I went ahead and followed #faB's suggestion of applying percentages, but doing so using a small script that would calculate the percentages of the th elements and apply them after the initial render. This made my columns stay the same width, even with all rows hidden.
Here's the script, which uses jQuery:
(function($){
var lock_widths = function() {
var total_width = $('table').innerWidth();
var headers = $('table th');
var leftover = 100;
$.each(headers, function(ix, el) {
var header = $(el), width;
// on the last call use the leftover percentage
if (ix == headers.length - 1) {
width = leftover;
} else {
leftover -= width = header.outerWidth() / total_width * 100;
}
header.css({'width': width + '%'});
});
};
$(document).ready(lock_widths);
})(jQuery);
Tested in IE7+, Firefox and Chrome. This works for my special case because I have header columns as a reference, but it could be rewritten to measure some other columns.

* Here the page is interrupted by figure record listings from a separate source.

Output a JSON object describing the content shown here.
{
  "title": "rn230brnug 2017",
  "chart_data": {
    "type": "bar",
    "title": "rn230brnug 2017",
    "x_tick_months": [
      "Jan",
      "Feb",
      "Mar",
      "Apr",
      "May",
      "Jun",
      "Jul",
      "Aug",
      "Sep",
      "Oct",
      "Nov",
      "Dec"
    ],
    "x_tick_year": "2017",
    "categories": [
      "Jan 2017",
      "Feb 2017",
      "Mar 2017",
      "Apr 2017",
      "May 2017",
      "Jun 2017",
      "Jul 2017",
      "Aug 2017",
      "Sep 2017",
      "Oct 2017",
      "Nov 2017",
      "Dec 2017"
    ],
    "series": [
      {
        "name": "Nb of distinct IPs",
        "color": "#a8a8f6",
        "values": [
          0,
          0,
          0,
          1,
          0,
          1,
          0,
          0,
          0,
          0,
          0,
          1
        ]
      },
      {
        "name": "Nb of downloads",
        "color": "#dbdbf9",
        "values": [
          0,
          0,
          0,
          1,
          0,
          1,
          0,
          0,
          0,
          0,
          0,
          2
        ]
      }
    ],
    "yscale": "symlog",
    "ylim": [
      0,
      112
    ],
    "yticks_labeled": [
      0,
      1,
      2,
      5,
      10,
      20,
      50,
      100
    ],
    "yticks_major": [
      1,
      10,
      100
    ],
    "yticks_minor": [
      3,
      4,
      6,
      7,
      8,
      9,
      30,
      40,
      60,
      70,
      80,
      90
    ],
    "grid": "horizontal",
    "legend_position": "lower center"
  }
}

You can display the details of the row beneath the clicked one in DIV and set its
style="overflow:auto";
so that details will wrap and scrollbar will be available to display entire text.
I don´t know if you´re familiar with jquery, but that´s what I would use - in combination with a separate class for the column that´s causing resizing in the new row - to:
Calculate / get the with of the column
Set the with of the afore mentioned class
Add the row
I haven´t tried it, but that should do it.
By the way, there are probably other ways to do it, I´m just more familiar with jquery (for point 1. and 2.).